In my own application I coded around this by eventually not using the RuleAgent in-built refresh mechanism, but instead periodically calling refreshRuleBase() on the RuleAgent in the SAME thread used to create the Stateful session, thus avoiding any deadlock.


"Timer-15" daemon prio=6 tid=0x02f4b0e8 nid=0x1864 waiting for monitor entry [0x038cf000..0x038cfa68]
	at org.drools.reteoo.ReteooRuleBase.removeRule(ReteooRuleBase.java:270)
	- waiting to lock <0x189a2ba0> (a org.drools.reteoo.ReteooRuleBase)
	at org.drools.common.AbstractRuleBase.removeRule(AbstractRuleBase.java:656)
	at org.drools.common.AbstractRuleBase.removePackage(AbstractRuleBase.java:570)
	- locked <0x189a8d88> (a java.util.HashMap)
	at org.drools.agent.PackageProvider.removePackage(PackageProvider.java:45)
	at org.drools.agent.PackageProvider.applyChanges(PackageProvider.java:63)
	at org.drools.agent.RuleAgent.refreshRuleBase(RuleAgent.java:320)
	at org.drools.agent.RuleAgent$2.run(RuleAgent.java:438)
	at java.util.TimerThread.mainLoop(Unknown Source)
	at java.util.TimerThread.run(Unknown Source)



"DataSource(com.acme.Source)-2" daemon prio=4 tid=0x03027610 nid=0xfac waiting for monitor entry [0x0378f000..0x0378fb68]
	at org.drools.reteoo.ReteooRuleBase.newStatefulSession(ReteooRuleBase.java:225)
	- waiting to lock <0x189a8d88> (a java.util.HashMap)
	- locked <0x189a2ba0> (a org.drools.reteoo.ReteooRuleBase)
	at org.drools.common.AbstractRuleBase.newStatefulSession(AbstractRuleBase.java:284)
	at com.acme.RunRules.flush(RunRules.java:3337)
	at com.acme.ControlThread.run(ControlThread.java:465)
	at java.lang.Thread.run(Unknown Source)

Comment 1 nwallace 2009-07-07 13:01:00 UTC
Link: Added: This issue is related to JBRULES-1876


Comment 2 nwallace 2009-09-01 12:18:47 UTC
Fix in place.

Comment 3 David Le Sage 2009-09-10 04:43:16 UTC
For documenting this in the Release Notes, can you please confirm the following and fill in the missing information.

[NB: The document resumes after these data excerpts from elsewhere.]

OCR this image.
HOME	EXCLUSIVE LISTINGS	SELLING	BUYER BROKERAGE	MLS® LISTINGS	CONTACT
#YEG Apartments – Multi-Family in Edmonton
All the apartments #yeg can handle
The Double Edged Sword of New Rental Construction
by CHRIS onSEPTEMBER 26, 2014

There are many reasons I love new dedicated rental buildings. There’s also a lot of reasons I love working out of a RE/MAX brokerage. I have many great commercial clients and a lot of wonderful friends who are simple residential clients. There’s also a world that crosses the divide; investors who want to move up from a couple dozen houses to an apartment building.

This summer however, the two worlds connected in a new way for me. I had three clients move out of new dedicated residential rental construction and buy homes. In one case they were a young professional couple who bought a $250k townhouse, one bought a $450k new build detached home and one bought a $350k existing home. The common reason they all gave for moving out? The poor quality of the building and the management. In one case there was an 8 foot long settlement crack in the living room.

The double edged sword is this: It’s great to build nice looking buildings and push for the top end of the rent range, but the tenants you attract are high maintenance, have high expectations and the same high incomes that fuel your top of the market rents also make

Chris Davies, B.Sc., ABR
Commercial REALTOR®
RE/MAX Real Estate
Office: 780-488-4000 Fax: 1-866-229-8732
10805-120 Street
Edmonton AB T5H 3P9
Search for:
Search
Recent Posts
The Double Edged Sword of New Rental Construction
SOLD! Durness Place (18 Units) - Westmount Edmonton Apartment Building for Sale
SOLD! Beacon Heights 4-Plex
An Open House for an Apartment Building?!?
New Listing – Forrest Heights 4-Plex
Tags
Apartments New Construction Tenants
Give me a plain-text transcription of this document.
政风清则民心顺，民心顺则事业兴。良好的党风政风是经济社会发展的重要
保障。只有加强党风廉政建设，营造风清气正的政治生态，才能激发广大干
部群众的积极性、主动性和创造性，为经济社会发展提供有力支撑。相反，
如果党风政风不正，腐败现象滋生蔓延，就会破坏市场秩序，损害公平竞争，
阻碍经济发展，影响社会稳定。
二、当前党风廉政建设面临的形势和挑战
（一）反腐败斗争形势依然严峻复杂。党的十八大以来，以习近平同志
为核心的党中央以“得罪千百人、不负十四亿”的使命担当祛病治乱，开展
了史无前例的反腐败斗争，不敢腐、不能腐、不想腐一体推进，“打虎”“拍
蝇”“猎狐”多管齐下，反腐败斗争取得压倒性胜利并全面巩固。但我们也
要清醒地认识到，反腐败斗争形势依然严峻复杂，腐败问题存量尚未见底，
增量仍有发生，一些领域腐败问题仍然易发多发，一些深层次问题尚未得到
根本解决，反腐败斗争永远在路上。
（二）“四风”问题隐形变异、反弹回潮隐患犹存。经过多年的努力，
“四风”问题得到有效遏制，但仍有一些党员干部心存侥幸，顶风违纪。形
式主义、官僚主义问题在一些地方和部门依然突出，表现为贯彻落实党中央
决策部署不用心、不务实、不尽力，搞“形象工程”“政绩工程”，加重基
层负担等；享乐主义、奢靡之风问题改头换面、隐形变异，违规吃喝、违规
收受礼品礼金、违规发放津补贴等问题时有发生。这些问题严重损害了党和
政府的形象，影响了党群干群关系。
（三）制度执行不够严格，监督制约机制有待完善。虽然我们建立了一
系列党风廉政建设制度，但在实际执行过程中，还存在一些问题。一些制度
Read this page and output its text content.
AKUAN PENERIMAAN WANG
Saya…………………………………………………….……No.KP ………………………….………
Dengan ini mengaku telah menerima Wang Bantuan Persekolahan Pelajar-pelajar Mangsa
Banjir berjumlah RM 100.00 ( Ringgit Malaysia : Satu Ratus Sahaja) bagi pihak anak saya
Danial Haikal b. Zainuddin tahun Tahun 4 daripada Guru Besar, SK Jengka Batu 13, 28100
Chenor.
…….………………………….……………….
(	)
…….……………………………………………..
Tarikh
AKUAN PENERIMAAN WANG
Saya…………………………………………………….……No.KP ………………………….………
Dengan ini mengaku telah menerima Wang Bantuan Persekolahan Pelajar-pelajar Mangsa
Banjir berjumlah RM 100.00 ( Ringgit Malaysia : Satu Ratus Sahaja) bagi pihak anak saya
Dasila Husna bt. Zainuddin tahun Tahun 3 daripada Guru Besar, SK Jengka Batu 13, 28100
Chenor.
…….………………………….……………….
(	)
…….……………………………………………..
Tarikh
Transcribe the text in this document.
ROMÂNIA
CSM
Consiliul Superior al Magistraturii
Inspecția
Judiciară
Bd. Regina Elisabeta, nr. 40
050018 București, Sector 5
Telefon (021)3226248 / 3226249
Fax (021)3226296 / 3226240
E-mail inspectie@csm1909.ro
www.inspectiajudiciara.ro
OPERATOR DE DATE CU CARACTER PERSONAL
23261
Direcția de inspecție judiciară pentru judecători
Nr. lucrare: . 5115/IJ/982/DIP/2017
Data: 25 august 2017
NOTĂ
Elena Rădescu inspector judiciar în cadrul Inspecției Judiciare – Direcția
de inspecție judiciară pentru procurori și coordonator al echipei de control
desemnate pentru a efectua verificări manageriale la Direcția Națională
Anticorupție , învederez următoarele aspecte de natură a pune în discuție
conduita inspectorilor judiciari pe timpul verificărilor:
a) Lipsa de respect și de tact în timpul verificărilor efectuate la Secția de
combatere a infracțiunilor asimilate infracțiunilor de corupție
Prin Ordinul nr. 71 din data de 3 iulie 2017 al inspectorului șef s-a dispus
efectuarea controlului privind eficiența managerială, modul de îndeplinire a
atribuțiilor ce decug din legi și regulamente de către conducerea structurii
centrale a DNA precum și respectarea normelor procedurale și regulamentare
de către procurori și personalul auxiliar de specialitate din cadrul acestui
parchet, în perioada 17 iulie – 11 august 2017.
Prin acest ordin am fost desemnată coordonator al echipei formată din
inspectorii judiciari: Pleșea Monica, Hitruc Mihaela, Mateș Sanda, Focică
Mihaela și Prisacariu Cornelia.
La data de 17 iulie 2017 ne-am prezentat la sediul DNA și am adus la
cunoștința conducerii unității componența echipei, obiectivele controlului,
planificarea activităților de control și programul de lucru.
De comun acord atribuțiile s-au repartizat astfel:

Dot point explanations are fine:

The CAUSE (what was actually broken)
 *  A deadlock would occur in Drools
     4.0.7 if the RuleAgent refreshed its
     associated RuleBase whilst a new
     stateful session was being created by another thread on
     that same RuleBase.

CONSEQUENCES of the bug (how it impacts users.)
 * This would result in a deadlock. 


The FIX (what was changed to eliminate this bug) and 
 *

RESULTS of the fix (what now happens for users.)
 * The error no longer occurs???



Comment 4 David Le Sage 2009-09-23 05:31:17 UTC
We are still awaiting the outstanding information for the Release Notes on this one.  Please provide it as soon as possible. Thanks.

Comment 5 Dana Mison 2009-10-05 05:47:18 UTC
added to the 5.0.CP01 release notes as resolved:

JBRULES-1876
The RuleAgent can now safely refresh its associated RuleBase whilst a new stateful session is being created on the RuleBase by another thread. Previously this could result in a deadlock.